Nothing and no one lasts forever, but we don't have to define everything by how it ends. Knut brought joy and smiles to a lot of people - that should count for something. The sad ending doesn't erase all that.

Anonymous Anonymous said...
poor bear. i hope there is an afterlife where he can finally be happy.

Anonymous Anonymous said...
In your article you questioned whether or not this was worth it...Thomas Doerflein's investment into saving Knut only to have him die after 4 years. Ask any parent or pet owner if their time and energy was worth it, and I bet you would be challenged to find anyone who said it was not. Love gives, and it receives in return. It is so obvious that the two loved each other and had a special bond. The bigger questions revolve around the ethics of the zoo and the politics and red tape behind their decision to separate Thomas from Knut. Is it ethical to take a wild animal, cage it up,and force it to inbreed? Is it ethical to separate two beings from one another that truly love one another and are there to care for one another? Thomas dedicated two year to saving Knut's life and raising him. Knut obviously gave much joy and love back in return.

Perhaps we need not ask whether or not it was "worth it" to save Knut, but was it ethical to put so much stress on both Knut and Thomas Doerflein? It is not uncommon for dogs to die after their owners die, or for spouses to die within a year or two of one another.

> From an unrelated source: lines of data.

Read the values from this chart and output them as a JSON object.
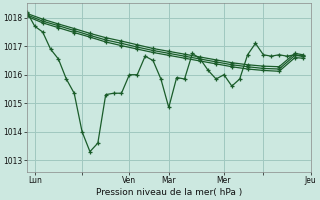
{
  "background_color": "#cce8e0",
  "grid_color": "#a0c8c0",
  "line_color": "#1a5c2a",
  "xlabel": "Pression niveau de la mer( hPa )",
  "ylim": [
    1012.6,
    1018.5
  ],
  "yticks": [
    1013,
    1014,
    1015,
    1016,
    1017,
    1018
  ],
  "xlim": [
    0,
    36
  ],
  "xtick_positions": [
    1,
    7,
    13,
    18,
    25,
    30,
    36
  ],
  "xtick_labels": [
    "Lun",
    "",
    "Ven",
    "Mar",
    "Mer",
    "",
    "Jeu"
  ],
  "vlines": [
    13,
    18,
    25,
    36
  ],
  "series1_x": [
    0,
    1,
    2,
    3,
    4,
    5,
    6,
    7,
    8,
    9,
    10,
    11,
    12,
    13,
    14,
    15,
    16,
    17,
    18,
    19,
    20,
    21,
    22,
    23,
    24,
    25,
    26,
    27,
    28,
    29,
    30,
    31,
    32,
    33,
    34,
    35
  ],
  "series1_y": [
    1018.2,
    1017.7,
    1017.5,
    1016.9,
    1016.55,
    1015.85,
    1015.35,
    1014.0,
    1013.3,
    1013.6,
    1015.3,
    1015.35,
    1015.35,
    1016.0,
    1016.0,
    1016.65,
    1016.5,
    1015.85,
    1014.85,
    1015.9,
    1015.85,
    1016.75,
    1016.55,
    1016.15,
    1015.85,
    1016.0,
    1015.6,
    1015.85,
    1016.7,
    1017.1,
    1016.7,
    1016.65,
    1016.7,
    1016.65,
    1016.7,
    1016.65
  ],
  "series2_x": [
    0,
    2,
    4,
    6,
    8,
    10,
    12,
    14,
    16,
    18,
    20,
    22,
    24,
    26,
    28,
    30,
    32,
    34,
    35
  ],
  "series2_y": [
    1018.15,
    1017.95,
    1017.78,
    1017.62,
    1017.45,
    1017.3,
    1017.18,
    1017.05,
    1016.92,
    1016.82,
    1016.72,
    1016.62,
    1016.52,
    1016.42,
    1016.35,
    1016.3,
    1016.28,
    1016.75,
    1016.7
  ],
  "series3_x": [
    0,
    2,
    4,
    6,
    8,
    10,
    12,
    14,
    16,
    18,
    20,
    22,
    24,
    26,
    28,
    30,
    32,
    34,
    35
  ],
  "series3_y": [
    1018.1,
    1017.88,
    1017.72,
    1017.55,
    1017.38,
    1017.22,
    1017.1,
    1016.97,
    1016.85,
    1016.75,
    1016.65,
    1016.55,
    1016.45,
    1016.35,
    1016.28,
    1016.22,
    1016.2,
    1016.68,
    1016.65
  ],
  "series4_x": [
    0,
    2,
    4,
    6,
    8,
    10,
    12,
    14,
    16,
    18,
    20,
    22,
    24,
    26,
    28,
    30,
    32,
    34,
    35
  ],
  "series4_y": [
    1018.05,
    1017.82,
    1017.65,
    1017.48,
    1017.32,
    1017.15,
    1017.02,
    1016.9,
    1016.78,
    1016.68,
    1016.58,
    1016.48,
    1016.38,
    1016.28,
    1016.2,
    1016.15,
    1016.12,
    1016.6,
    1016.58
  ]
}
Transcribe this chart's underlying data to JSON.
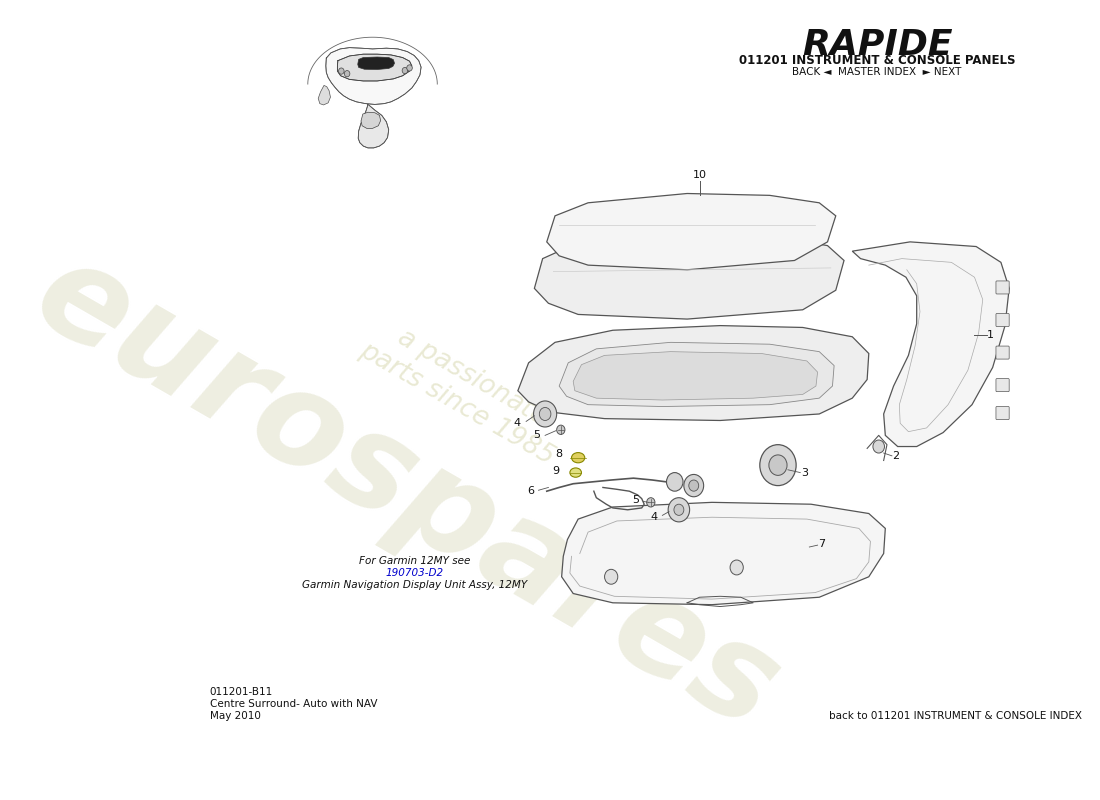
{
  "title": "RAPIDE",
  "subtitle": "011201 INSTRUMENT & CONSOLE PANELS",
  "nav_text": "BACK ◄  MASTER INDEX  ► NEXT",
  "bottom_left_code": "011201-B11",
  "bottom_left_line1": "Centre Surround- Auto with NAV",
  "bottom_left_line2": "May 2010",
  "bottom_right": "back to 011201 INSTRUMENT & CONSOLE INDEX",
  "garmin_note1": "For Garmin 12MY see",
  "garmin_note2": "190703-D2",
  "garmin_note3": "Garmin Navigation Display Unit Assy, 12MY",
  "bg_color": "#ffffff",
  "text_color": "#000000",
  "ec": "#555555",
  "lw": 0.9
}
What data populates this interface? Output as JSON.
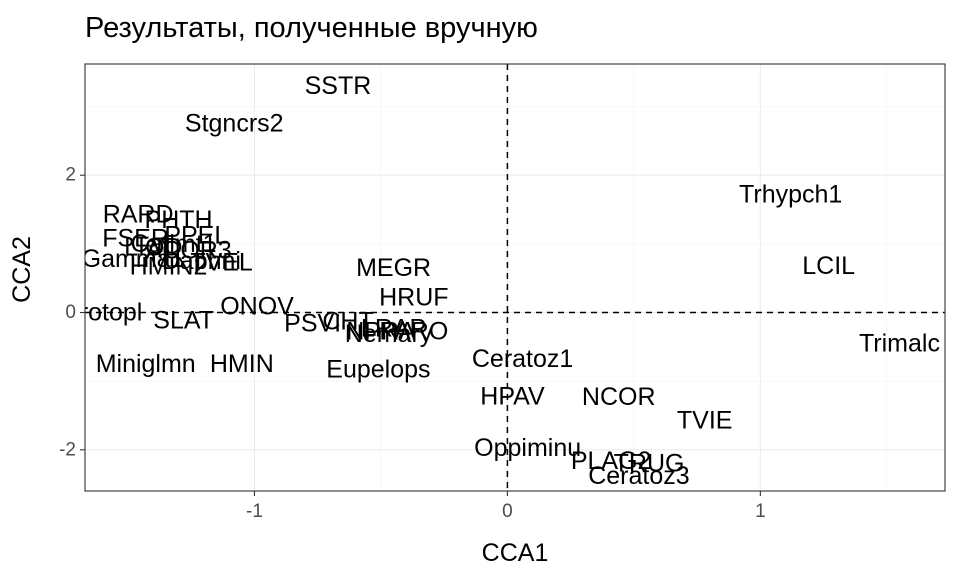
{
  "chart_data": {
    "type": "scatter",
    "title": "Результаты, полученные вручную",
    "xlabel": "CCA1",
    "ylabel": "CCA2",
    "xlim": [
      -1.67,
      1.73
    ],
    "ylim": [
      -2.6,
      3.62
    ],
    "x_ticks": [
      -1,
      0,
      1
    ],
    "y_ticks": [
      -2,
      0,
      2
    ],
    "x_tick_labels": [
      "-1",
      "0",
      "1"
    ],
    "y_tick_labels": [
      "-2",
      "0",
      "2"
    ],
    "grid": true,
    "reference_lines": [
      {
        "axis": "x",
        "value": 0,
        "style": "dashed"
      },
      {
        "axis": "y",
        "value": 0,
        "style": "dashed"
      }
    ],
    "points": [
      {
        "label": "SSTR",
        "x": -0.67,
        "y": 3.3
      },
      {
        "label": "Stgncrs2",
        "x": -1.08,
        "y": 2.75
      },
      {
        "label": "Trhypch1",
        "x": 1.12,
        "y": 1.72
      },
      {
        "label": "RARD",
        "x": -1.46,
        "y": 1.43
      },
      {
        "label": "PHTH",
        "x": -1.3,
        "y": 1.35
      },
      {
        "label": "FSER",
        "x": -1.47,
        "y": 1.08
      },
      {
        "label": "PPEL",
        "x": -1.23,
        "y": 1.12
      },
      {
        "label": "Catlmt1",
        "x": -1.32,
        "y": 1.0
      },
      {
        "label": "LIOD",
        "x": -1.4,
        "y": 0.95
      },
      {
        "label": "ACOR3",
        "x": -1.26,
        "y": 0.9
      },
      {
        "label": "Gamma1",
        "x": -1.48,
        "y": 0.78
      },
      {
        "label": "HMIN2",
        "x": -1.34,
        "y": 0.67
      },
      {
        "label": "Daphni",
        "x": -1.21,
        "y": 0.75
      },
      {
        "label": "TVEL",
        "x": -1.13,
        "y": 0.73
      },
      {
        "label": "MEGR",
        "x": -0.45,
        "y": 0.65
      },
      {
        "label": "LCIL",
        "x": 1.27,
        "y": 0.68
      },
      {
        "label": "HRUF",
        "x": -0.37,
        "y": 0.22
      },
      {
        "label": "ONOV",
        "x": -0.99,
        "y": 0.09
      },
      {
        "label": "Protopl",
        "x": -1.6,
        "y": 0.0
      },
      {
        "label": "SLAT",
        "x": -1.28,
        "y": -0.12
      },
      {
        "label": "PSVI",
        "x": -0.77,
        "y": -0.16
      },
      {
        "label": "CHT",
        "x": -0.63,
        "y": -0.13
      },
      {
        "label": "NPRA",
        "x": -0.5,
        "y": -0.28
      },
      {
        "label": "LRAP",
        "x": -0.45,
        "y": -0.23
      },
      {
        "label": "PARO",
        "x": -0.37,
        "y": -0.28
      },
      {
        "label": "Nemary",
        "x": -0.47,
        "y": -0.31
      },
      {
        "label": "Trimalc",
        "x": 1.55,
        "y": -0.45
      },
      {
        "label": "Miniglmn",
        "x": -1.43,
        "y": -0.75
      },
      {
        "label": "HMIN",
        "x": -1.05,
        "y": -0.75
      },
      {
        "label": "Ceratoz1",
        "x": 0.06,
        "y": -0.68
      },
      {
        "label": "Eupelops",
        "x": -0.51,
        "y": -0.83
      },
      {
        "label": "HPAV",
        "x": 0.02,
        "y": -1.22
      },
      {
        "label": "NCOR",
        "x": 0.44,
        "y": -1.23
      },
      {
        "label": "TVIE",
        "x": 0.78,
        "y": -1.57
      },
      {
        "label": "Oppiminu",
        "x": 0.08,
        "y": -1.97
      },
      {
        "label": "PLAG2",
        "x": 0.41,
        "y": -2.16
      },
      {
        "label": "TRUG",
        "x": 0.56,
        "y": -2.2
      },
      {
        "label": "Ceratoz3",
        "x": 0.52,
        "y": -2.38
      }
    ]
  }
}
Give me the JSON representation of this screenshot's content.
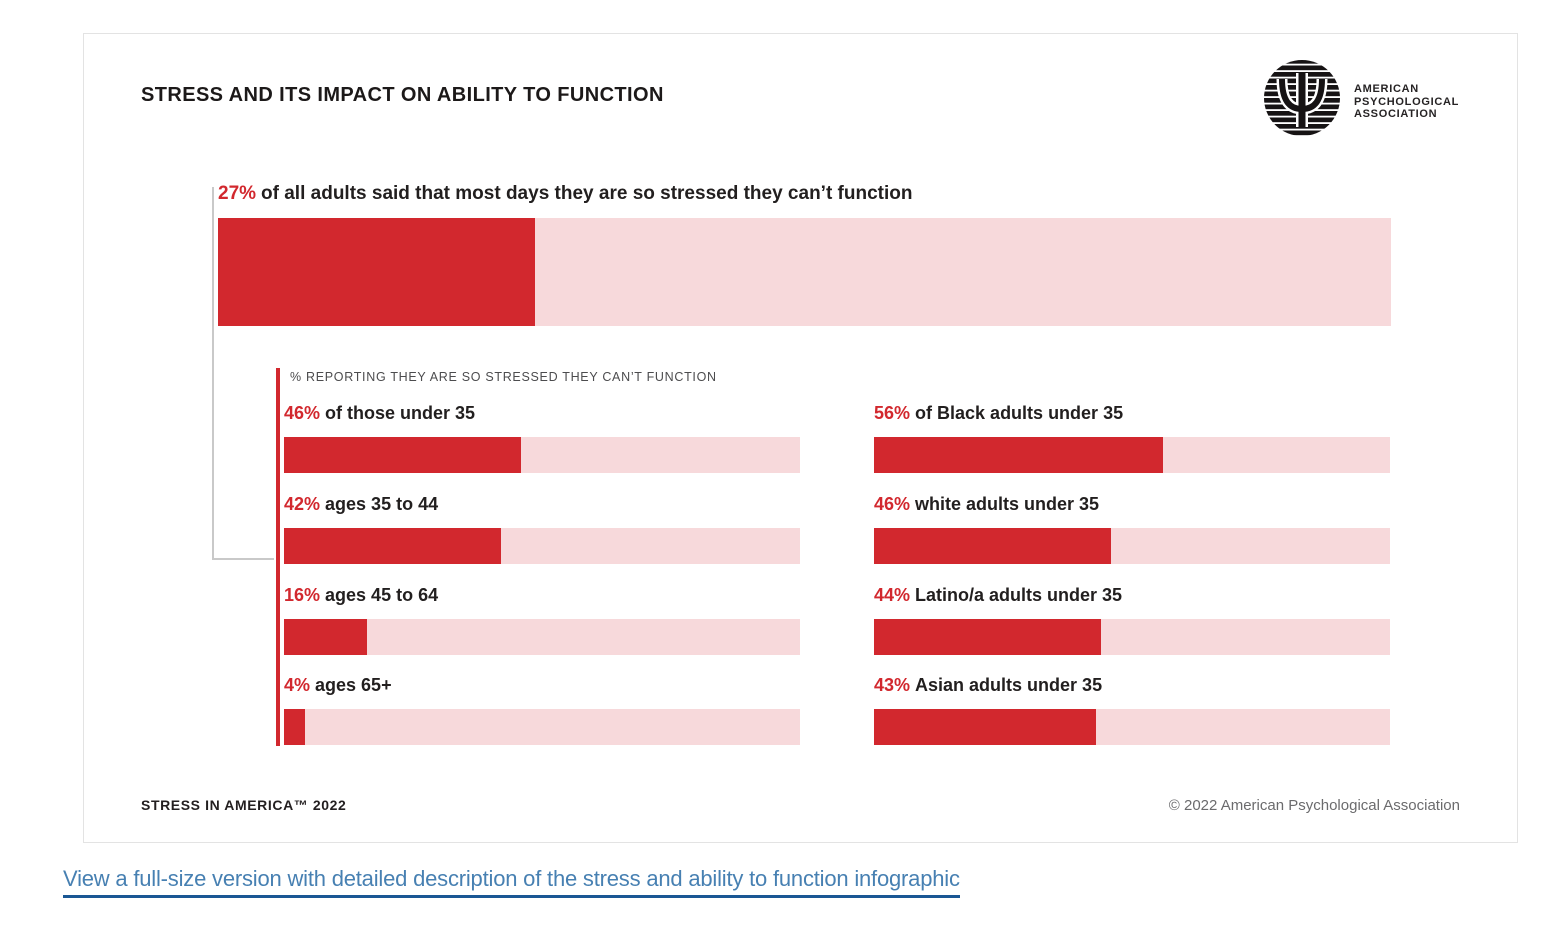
{
  "colors": {
    "bar_red": "#d2282e",
    "bar_pink": "#f7d9db",
    "text_dark": "#221f1f",
    "subheader_gray": "#4c4c4e",
    "footer_gray": "#6b6b6d",
    "link_blue": "#4780b2",
    "link_underline": "#1a5794",
    "connector_gray": "#c9c9c9"
  },
  "header": {
    "title": "STRESS AND ITS IMPACT ON ABILITY TO FUNCTION",
    "logo_lines": [
      "AMERICAN",
      "PSYCHOLOGICAL",
      "ASSOCIATION"
    ]
  },
  "chart_data": {
    "type": "bar",
    "title": "STRESS AND ITS IMPACT ON ABILITY TO FUNCTION",
    "units": "percent",
    "axis_max": 100,
    "overall": {
      "pct": "27%",
      "value": 27,
      "text": "of all adults said that most days they are so stressed they can’t function"
    },
    "subchart_title": "% REPORTING THEY ARE SO STRESSED THEY CAN’T FUNCTION",
    "age_groups": [
      {
        "pct": "46%",
        "value": 46,
        "text": "of those under 35"
      },
      {
        "pct": "42%",
        "value": 42,
        "text": "ages 35 to 44"
      },
      {
        "pct": "16%",
        "value": 16,
        "text": "ages 45 to 64"
      },
      {
        "pct": "4%",
        "value": 4,
        "text": "ages 65+"
      }
    ],
    "under35_groups": [
      {
        "pct": "56%",
        "value": 56,
        "text": "of Black adults under 35"
      },
      {
        "pct": "46%",
        "value": 46,
        "text": "white adults under 35"
      },
      {
        "pct": "44%",
        "value": 44,
        "text": "Latino/a adults under 35"
      },
      {
        "pct": "43%",
        "value": 43,
        "text": "Asian adults under 35"
      }
    ]
  },
  "footer": {
    "left": "STRESS IN AMERICA™ 2022",
    "right": "© 2022 American Psychological Association"
  },
  "link": {
    "text": "View a full-size version with detailed description of the stress and ability to function infographic"
  }
}
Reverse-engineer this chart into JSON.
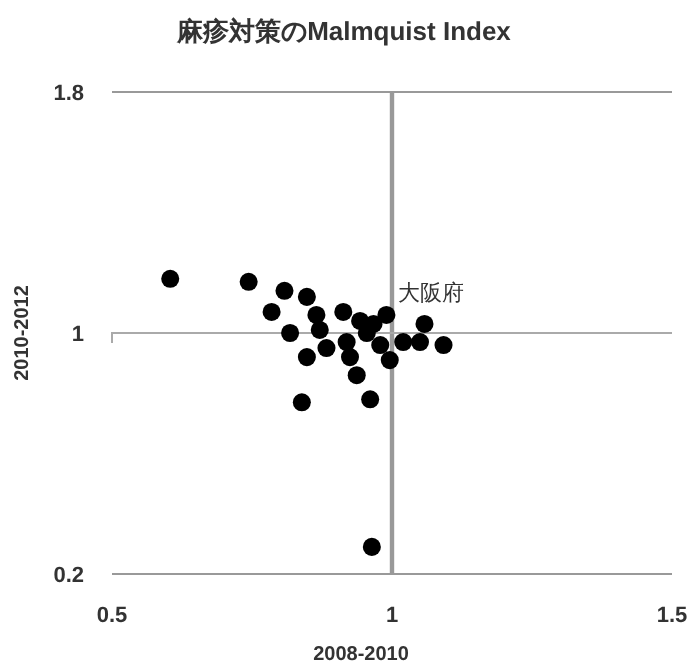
{
  "chart_data": {
    "type": "scatter",
    "title": "麻疹対策のMalmquist Index",
    "xlabel": "2008-2010",
    "ylabel": "2010-2012",
    "xlim": [
      0.5,
      1.5
    ],
    "xticks": [
      0.5,
      1,
      1.5
    ],
    "ylim": [
      0.2,
      1.8
    ],
    "yticks": [
      0.2,
      1,
      1.8
    ],
    "marker": "circle",
    "ref_lines": [
      {
        "axis": "x",
        "value": 1
      },
      {
        "axis": "y",
        "value": 1
      }
    ],
    "annotations": [
      {
        "text": "大阪府",
        "x": 1.06,
        "y": 1.03
      }
    ],
    "series": [
      {
        "color": "#000000",
        "x": [
          0.604,
          0.744,
          0.808,
          0.848,
          0.785,
          0.818,
          0.848,
          0.839,
          0.961,
          0.937,
          0.996,
          1.058,
          1.092,
          1.05,
          0.99,
          0.913,
          0.865,
          0.883,
          0.919,
          0.955,
          1.02,
          0.925,
          0.967,
          0.871,
          0.943,
          0.979,
          0.964
        ],
        "values": [
          1.18,
          1.17,
          1.14,
          1.12,
          1.07,
          1.0,
          0.92,
          0.77,
          0.78,
          0.86,
          0.91,
          1.03,
          0.96,
          0.97,
          1.06,
          1.07,
          1.06,
          0.95,
          0.97,
          1.0,
          0.97,
          0.92,
          1.03,
          1.01,
          1.04,
          0.96,
          0.29
        ]
      }
    ]
  }
}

When parents lose their children, they often lose their reason to live.

I believe Knut and Thomas Doerflein are reunited in the afterlife in a place and realm where politics and red tape cannot separate their eternal bond. Shame on zoos for inbreeding. Shame on zoos for separating Thomas and Knut. Shame on us for capturing wild animals and sticking them in zoos in the first place. Shame on us for not recognizing how unique, loving, and intelligent animals are in the first place.